Error monad with a Float instance

collect-errors

This package provides an error collecting mechanism. Using CN Double instead of Double replaces NaNs and infinities with more informative error descriptions.

API documentation available on the Hackage page.

Table of contents

1. Feature highlights

CollectErrors es t is a monad wrapper around values of type t which can accommodate (a list of) (potential) errors of type es that have (maybe) occurred during the computation of a value. A value may be missing, leaving only the error(s).

The wrapper CN t is a special case of CollectErrors es t with es = NumErrors.

1.1. Error collecting

The CN wrapper propagates instances of Floating, allowing us to write expressions with partial functions (ie functions that fail for some inputs) instead of branching after each application of such function:

$ stack ghci collect-errors:lib --no-load --ghci-options Numeric.CollectErrors
*Numeric.CollectErrors> a = 1 :: CN Double
*Numeric.CollectErrors> (1/(a-1))+(sqrt (a-2))
{{ERROR: division by 0; ERROR: out of domain: sqrt for negative arg -1.0}}

as opposed to:

*Prelude> a = 1 :: Double
*Prelude> (1/(a-1))+(sqrt (a-2))
NaN

1.2. Error investigation

Dealing with the errors can be moved outside the expression:

*Numeric.CollectErrors> a = 1 :: CN Double
*Numeric.CollectErrors> toEither $ 1/(a-1)
Left {ERROR: division by 0}

*Numeric.CollectErrors> toEither $ 1/a+(sqrt a)
Right 2.0

An alternative way to branch based on errors is provided by the function withErrorOrValue:

...> a = 2 :: CN Double
...> withErrorOrValue (const 0) id (1/a)
0.5

The CN wrapper can be forcibly removed as follows:

...> :t unCN (1/a)
... :: Double

...> unCN (1/a)
0.5

...> unCN (1/(a-2))
*** Exception: CollectErrors: {ERROR: division by 0}

1.3. Undecided comparisons

The following examples require the interval arithmetic package aern2-mp and its dependency mixed-types-num:

$ stack ghci aern2-mp:lib --no-load --ghci-options AERN2.MP
*AERN2.MP> import MixedTypesNumPrelude
*AERN2.MP MixedTypesNumPrelude>

Comparisons involving sets (such as intervals) are undecided when the intervals overlap:

...> pi100 = piBallP (prec 100)
...> :t pi100
pi100 :: MPBall
...> pi100
[3.1415926535897932384626433832793333156439620213... ± ~7.8886e-31 ~2^(-100)]

...> 0 < pi100
CertainTrue

...> pi100 == pi100
TrueOrFalse

The values CertainTrue and TrueOrFalse are part of the three-valued type Kleenean provided by
mixed-types-num.

The above equality cannot be decided since pi100 is not a single number but a set of numbers spanning the interval and the comparison operator cannot tell if the two operands sets represent the same number or a different number.

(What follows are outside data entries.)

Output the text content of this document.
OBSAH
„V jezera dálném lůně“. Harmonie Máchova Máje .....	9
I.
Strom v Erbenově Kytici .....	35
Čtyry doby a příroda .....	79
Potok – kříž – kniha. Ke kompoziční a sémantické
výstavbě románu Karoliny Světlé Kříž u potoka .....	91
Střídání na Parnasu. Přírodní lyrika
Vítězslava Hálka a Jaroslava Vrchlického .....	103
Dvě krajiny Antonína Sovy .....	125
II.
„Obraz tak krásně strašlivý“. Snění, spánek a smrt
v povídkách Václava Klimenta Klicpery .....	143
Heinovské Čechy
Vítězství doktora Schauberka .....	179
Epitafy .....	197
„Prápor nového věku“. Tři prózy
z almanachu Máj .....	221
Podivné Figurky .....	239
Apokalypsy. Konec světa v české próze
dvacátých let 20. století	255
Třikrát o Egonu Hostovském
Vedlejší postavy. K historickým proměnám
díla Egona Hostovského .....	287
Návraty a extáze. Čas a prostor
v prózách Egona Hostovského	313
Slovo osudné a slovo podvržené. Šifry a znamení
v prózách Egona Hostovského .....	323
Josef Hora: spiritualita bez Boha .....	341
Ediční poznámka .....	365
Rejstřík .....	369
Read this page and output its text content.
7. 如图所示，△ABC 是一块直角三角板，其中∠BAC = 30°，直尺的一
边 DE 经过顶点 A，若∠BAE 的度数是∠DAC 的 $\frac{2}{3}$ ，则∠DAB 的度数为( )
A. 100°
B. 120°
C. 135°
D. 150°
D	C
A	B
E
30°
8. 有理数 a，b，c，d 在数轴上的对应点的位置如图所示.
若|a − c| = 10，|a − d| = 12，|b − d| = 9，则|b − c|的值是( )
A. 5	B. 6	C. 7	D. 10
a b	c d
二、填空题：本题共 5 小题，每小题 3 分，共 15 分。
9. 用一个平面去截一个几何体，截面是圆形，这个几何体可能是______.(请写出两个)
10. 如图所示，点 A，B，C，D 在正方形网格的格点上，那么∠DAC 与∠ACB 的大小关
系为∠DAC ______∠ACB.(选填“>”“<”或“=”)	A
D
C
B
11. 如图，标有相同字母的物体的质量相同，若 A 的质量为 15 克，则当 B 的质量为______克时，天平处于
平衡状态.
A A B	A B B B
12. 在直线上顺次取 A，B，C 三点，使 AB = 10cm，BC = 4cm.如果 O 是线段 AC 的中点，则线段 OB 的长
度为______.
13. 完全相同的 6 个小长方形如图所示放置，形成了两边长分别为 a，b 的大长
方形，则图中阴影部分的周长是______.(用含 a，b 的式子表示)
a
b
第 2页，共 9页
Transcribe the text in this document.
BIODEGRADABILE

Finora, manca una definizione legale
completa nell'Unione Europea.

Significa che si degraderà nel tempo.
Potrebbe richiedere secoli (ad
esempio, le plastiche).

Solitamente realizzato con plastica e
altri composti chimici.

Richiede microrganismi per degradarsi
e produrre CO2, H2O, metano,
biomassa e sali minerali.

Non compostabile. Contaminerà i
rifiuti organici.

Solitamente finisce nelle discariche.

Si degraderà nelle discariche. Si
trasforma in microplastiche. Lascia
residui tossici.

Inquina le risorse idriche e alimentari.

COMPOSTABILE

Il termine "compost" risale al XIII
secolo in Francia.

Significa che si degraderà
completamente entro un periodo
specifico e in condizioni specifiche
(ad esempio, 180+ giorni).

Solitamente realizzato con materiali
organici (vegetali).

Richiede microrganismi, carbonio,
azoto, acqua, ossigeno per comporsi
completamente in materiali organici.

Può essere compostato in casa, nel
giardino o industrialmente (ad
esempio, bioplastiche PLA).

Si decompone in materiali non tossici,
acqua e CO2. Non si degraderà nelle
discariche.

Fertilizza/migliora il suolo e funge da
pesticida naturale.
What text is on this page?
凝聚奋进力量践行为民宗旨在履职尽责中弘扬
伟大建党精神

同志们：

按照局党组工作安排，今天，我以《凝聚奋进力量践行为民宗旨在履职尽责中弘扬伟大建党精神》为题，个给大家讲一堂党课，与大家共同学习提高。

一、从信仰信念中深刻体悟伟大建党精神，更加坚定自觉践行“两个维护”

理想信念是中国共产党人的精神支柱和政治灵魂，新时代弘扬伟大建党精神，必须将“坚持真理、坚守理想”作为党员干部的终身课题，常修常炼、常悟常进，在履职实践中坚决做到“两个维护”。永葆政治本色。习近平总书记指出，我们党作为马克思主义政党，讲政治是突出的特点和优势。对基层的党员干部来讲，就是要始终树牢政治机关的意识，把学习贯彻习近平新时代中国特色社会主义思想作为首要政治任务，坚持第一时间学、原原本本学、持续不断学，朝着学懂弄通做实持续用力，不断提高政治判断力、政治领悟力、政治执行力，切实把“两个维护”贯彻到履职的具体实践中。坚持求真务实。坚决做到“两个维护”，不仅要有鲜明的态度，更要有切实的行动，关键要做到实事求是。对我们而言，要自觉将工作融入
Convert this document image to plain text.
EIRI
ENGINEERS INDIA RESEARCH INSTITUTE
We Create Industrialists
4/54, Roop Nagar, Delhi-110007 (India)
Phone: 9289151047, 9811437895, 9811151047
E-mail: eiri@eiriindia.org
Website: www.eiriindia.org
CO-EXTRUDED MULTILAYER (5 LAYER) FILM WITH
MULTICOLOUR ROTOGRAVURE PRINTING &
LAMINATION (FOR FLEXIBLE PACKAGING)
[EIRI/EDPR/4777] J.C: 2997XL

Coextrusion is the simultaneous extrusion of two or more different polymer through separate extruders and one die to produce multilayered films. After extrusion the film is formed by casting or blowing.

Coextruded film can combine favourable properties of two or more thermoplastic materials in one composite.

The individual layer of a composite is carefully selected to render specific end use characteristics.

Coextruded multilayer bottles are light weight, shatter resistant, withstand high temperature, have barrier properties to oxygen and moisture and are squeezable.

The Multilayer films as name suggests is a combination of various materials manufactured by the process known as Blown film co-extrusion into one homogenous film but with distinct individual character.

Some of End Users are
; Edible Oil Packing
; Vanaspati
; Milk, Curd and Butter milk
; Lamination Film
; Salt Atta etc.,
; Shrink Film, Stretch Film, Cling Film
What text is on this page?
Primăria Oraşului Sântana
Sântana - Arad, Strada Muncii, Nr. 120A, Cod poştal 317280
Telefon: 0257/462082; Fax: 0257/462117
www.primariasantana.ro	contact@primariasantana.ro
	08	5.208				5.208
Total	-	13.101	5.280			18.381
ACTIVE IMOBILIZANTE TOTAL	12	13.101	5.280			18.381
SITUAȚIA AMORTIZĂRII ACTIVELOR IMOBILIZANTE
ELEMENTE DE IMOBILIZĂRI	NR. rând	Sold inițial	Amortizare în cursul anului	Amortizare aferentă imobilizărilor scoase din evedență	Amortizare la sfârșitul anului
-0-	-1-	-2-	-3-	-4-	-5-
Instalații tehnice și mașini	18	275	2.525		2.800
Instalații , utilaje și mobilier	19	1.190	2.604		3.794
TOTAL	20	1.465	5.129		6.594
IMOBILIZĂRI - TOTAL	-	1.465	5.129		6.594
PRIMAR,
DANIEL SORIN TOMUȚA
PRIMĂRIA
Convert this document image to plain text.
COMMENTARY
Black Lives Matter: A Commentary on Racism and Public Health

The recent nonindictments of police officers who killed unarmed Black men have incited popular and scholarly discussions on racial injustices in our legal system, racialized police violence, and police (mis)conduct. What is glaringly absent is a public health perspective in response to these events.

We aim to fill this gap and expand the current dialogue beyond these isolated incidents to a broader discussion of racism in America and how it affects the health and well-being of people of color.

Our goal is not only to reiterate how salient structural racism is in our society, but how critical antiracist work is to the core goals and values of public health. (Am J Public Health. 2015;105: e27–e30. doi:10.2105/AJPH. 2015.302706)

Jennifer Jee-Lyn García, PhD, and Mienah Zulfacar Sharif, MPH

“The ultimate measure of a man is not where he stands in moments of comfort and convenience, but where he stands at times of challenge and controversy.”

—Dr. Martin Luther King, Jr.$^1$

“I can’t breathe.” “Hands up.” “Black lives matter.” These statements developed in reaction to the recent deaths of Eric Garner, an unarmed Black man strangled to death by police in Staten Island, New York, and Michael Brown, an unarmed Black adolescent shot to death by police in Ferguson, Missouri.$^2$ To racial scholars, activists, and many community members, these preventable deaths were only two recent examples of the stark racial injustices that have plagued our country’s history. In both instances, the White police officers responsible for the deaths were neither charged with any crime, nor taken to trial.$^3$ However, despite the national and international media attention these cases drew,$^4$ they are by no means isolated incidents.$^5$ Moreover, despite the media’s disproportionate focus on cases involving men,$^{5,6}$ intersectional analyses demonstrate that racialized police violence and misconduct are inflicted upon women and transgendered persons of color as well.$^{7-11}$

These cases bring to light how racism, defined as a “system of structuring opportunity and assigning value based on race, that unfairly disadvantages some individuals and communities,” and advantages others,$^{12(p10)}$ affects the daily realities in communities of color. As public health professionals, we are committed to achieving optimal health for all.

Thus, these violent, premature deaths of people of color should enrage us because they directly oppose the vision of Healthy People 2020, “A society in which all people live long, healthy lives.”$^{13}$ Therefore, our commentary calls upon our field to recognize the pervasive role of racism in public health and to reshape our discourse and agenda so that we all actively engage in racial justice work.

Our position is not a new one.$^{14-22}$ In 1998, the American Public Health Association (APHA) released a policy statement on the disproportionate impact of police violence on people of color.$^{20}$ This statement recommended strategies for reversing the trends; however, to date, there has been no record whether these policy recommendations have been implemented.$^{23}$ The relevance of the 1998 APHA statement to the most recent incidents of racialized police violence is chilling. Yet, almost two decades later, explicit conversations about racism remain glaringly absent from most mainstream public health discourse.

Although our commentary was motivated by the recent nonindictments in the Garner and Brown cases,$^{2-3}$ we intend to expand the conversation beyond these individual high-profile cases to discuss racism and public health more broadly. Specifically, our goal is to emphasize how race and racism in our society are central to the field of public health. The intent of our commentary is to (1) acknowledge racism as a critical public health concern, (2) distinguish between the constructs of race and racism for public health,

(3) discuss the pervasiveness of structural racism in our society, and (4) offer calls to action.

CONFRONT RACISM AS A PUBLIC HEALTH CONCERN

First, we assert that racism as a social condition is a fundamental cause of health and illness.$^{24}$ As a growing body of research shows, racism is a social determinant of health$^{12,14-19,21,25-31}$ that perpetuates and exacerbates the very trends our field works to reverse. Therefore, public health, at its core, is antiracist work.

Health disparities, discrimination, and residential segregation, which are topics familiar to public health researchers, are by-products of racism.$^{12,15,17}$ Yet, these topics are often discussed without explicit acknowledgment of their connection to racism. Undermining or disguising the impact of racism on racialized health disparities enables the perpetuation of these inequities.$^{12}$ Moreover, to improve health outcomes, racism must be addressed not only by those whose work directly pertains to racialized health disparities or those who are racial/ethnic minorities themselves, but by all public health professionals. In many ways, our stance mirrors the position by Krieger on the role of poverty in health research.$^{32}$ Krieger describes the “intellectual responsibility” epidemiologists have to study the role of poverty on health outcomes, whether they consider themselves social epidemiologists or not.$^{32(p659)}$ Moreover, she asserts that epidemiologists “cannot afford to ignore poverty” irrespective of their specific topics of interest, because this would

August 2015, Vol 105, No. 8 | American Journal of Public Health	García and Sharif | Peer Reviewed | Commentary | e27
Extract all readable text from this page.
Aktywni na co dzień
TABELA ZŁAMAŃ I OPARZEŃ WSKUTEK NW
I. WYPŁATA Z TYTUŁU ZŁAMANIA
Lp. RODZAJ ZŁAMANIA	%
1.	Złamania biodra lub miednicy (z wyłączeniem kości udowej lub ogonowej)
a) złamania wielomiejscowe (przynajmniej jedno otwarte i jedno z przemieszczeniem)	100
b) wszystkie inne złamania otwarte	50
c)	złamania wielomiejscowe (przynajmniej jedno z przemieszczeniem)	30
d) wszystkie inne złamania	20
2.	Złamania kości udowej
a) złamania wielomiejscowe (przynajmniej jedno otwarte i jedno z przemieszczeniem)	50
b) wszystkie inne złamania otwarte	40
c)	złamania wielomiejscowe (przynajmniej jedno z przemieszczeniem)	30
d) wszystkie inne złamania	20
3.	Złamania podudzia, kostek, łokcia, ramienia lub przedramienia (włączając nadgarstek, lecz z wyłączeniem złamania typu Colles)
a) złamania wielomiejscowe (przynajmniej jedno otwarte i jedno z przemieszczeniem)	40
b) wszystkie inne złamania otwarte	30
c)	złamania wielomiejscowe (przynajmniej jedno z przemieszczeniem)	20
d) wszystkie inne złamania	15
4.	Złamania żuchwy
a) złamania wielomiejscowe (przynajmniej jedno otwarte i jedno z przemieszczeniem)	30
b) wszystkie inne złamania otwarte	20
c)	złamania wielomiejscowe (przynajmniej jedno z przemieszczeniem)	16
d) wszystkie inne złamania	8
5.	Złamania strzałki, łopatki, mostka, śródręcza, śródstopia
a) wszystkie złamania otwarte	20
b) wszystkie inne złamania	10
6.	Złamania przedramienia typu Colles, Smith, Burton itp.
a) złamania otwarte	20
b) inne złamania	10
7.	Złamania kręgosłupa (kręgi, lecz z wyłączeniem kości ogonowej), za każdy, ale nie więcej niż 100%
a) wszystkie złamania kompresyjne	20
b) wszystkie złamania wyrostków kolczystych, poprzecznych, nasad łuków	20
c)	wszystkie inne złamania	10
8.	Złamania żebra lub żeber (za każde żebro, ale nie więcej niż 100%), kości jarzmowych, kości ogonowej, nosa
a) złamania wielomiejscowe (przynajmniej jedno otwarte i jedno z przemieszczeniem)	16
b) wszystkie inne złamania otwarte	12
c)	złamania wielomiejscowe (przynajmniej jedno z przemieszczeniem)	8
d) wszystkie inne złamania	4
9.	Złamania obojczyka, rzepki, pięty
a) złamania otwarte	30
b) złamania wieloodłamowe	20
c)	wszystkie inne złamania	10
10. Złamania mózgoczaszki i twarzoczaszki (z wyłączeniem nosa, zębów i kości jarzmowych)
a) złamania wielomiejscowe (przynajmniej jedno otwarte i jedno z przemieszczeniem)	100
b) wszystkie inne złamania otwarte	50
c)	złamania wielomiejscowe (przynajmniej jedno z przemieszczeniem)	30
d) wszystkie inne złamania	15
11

The Prelude Floating instance for CN cannot be used reliably with interval arithmetic because the instance relies on true/false comparisons:

...> import qualified Prelude as P
... P> (cn pi100) P./ (cn pi100 - cn pi100)
*** Exception: Failed to decide equality of MPBalls.  If you switch to MixedTypesNumPrelude instead of Prelude, comparison of MPBalls returns Kleenean instead of Bool.

Using its Kleenean comparisons, package mixed-types-num provides alternative numerical type classes in which errors are detected and collected correctly when using the CN wrapper:

...> (cn pi100) / (cn pi100 - cn pi100)
{{POTENTIAL ERROR: division by 0}}

1.4. Potential errors

As we see in the above example, the CN wrapper supports potential errors that sometimes arise as a consequence of undecided comparisons.

When an error is present (which can be checked using hasError), the function hasCertainError can be used to further distinguish cases where the error is certain or potential:

...> import qualified Numeric.CollectErrors as CN
...> CN.hasCertainError $ (cn pi100) / (cn 0)
True

...> CN.hasCertainError $ (cn pi100) / (cn pi100 - cn pi100)
False

Sometimes the potential errors are harmless:

...> sqrt (cn pi100 - cn pi100)
[0.0000000000000006280369834735100420368561502297... ± ~6.2804e-16 ~2^(-50)]{{POTENTIAL ERROR: out of domain: negative sqrt argument}}

Such harmless potential errors can be ignored using clearPotentialErrors:

...> clearPotentialErrors $ sqrt (cn pi100 - cn pi100)
[0.0000000000000006280369834735100420368561502297... ± ~6.2804e-16 ~2^(-50)]